Is there a better technology/approach for this?
Thanks!
EDIT: SQL Block for testing.
Run steps 1 & 2 to prime the data, test with step 3, clean up with step 4...
At a thousand respondents by one hundred questions, it already seems slower than I'd like.
SET NOCOUNT ON;
-- step 1 - create seed data
CREATE TABLE #Questions (QuestionId INT PRIMARY KEY IDENTITY (1,1), QuestionText VARCHAR(50));
CREATE TABLE #Respondents (RespondentId INT PRIMARY KEY IDENTITY (1,1), Name VARCHAR(50));
CREATE TABLE #Data (QuestionId INT NOT NULL, RespondentId INT NOT NULL, Answer INT);
DECLARE #QuestionTarget INT = 100
,#QuestionCount INT = 0
,#RespondentTarget INT = 1000
,#RespondentCount INT = 0
,#RespondentId INT;
WHILE #QuestionCount < #QuestionTarget BEGIN
INSERT INTO #Questions(QuestionText) VALUES(CAST(NEWID() AS CHAR(36)));
SET #QuestionCount = #QuestionCount + 1;
END;
WHILE #RespondentCount < #RespondentTarget BEGIN
INSERT INTO #Respondents(Name) VALUES(CAST(NEWID() AS CHAR(36)));
SET #RespondentId = SCOPE_IDENTITY();
SET #QuestionCount = 1;
WHILE #QuestionCount <= #QuestionTarget BEGIN
INSERT INTO #Data(QuestionId, RespondentId, Answer)
VALUES(#QuestionCount, #RespondentId, ROUND(((10 - 1 -1) * RAND() + 1), 0));
SET #QuestionCount = #QuestionCount + 1;
END;
SET #RespondentCount = #RespondentCount + 1;
END;
-- step 2 - index seed data
ALTER TABLE #Data ADD CONSTRAINT [PK_Data] PRIMARY KEY CLUSTERED (QuestionId ASC, RespondentId ASC);
CREATE INDEX DataRespondentQuestion ON #Data (RespondentId ASC, QuestionId ASC);
-- step 3 - query data
DECLARE #Columns NVARCHAR(MAX)
,#TemplateSQL NVARCHAR(MAX)
,#RunSQL NVARCHAR(MAX);
SELECT #Columns = STUFF(
(
SELECT DISTINCT '],[' + q.QuestionText
FROM #Questions AS q
ORDER BY '],[' + q.QuestionText
FOR XML PATH('')
), 1, 2, '') + ']';
SET #TemplateSql =
'SELECT *
FROM
(
SELECT r.Name, q.QuestionText, d.Answer
FROM #Respondents AS r
INNER JOIN #Data AS d ON d.RespondentId = r.RespondentId
INNER JOIN #Questions AS q ON q.QuestionId = d.QuestionId
) AS d
PIVOT
(
MAX(d.Answer)
FOR d.QuestionText
IN (xxCOLUMNSxx)
) AS p;';
SET #RunSql = REPLACE(#TemplateSql, 'xxCOLUMNSxx', #Columns)

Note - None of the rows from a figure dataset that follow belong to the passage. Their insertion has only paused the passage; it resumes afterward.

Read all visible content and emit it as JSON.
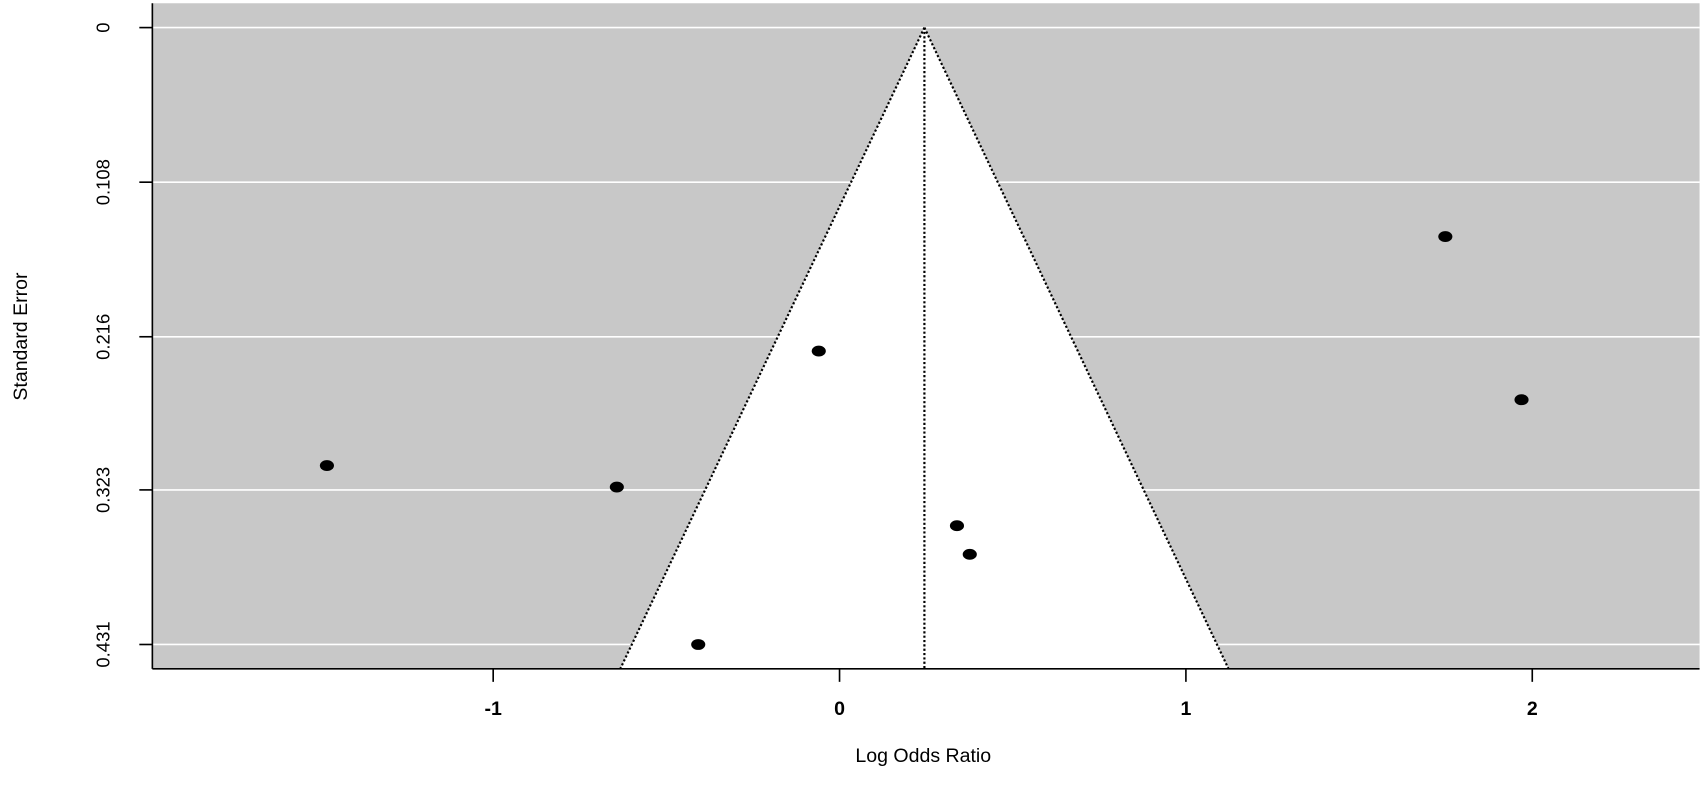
{
  "chart_data": {
    "type": "funnel",
    "x_label": "Log Odds Ratio",
    "y_label": "Standard Error",
    "x": [
      -1.48,
      -0.643,
      -0.408,
      -0.06,
      0.339,
      0.376,
      1.749,
      1.969
    ],
    "values": [
      0.306,
      0.321,
      0.431,
      0.226,
      0.348,
      0.368,
      0.146,
      0.26
    ],
    "color": "#000000",
    "estimate": 0.245,
    "z": 1.96,
    "xlim": [
      -1.984,
      2.483
    ],
    "xticks": [
      -1,
      0,
      1,
      2
    ],
    "ylim": [
      -0.017,
      0.448
    ],
    "yticks": [
      0,
      0.108,
      0.216,
      0.323,
      0.431
    ],
    "y_reversed": true,
    "grid": true
  }
}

EXECUTE sys.sp_executesql #RunSql;
-- step 4 - clean up
DROP INDEX DataRespondentQuestion ON #Data;
DROP TABLE #Data;
DROP TABLE #Questions;
DROP TABLE #Respondents;
No, your approach does not seem ok. Keep your normalized data. If you have proper keys, the "cost" to deaggregate will be minimal. To further optimize your performance, stop using dynamic SQL. Write some cleverly written queries and encapsulate them in stored procedures. This will allow SQL server to cache the query plans instead of rebuilding them every time.
Before you do any of this, however, check the query plan. It is also possible that you are forgetting an index on at least one of the fields you are searching on, which will result in a full table scan of data. You may be able to drastically increase your performance with a few well placed indexes.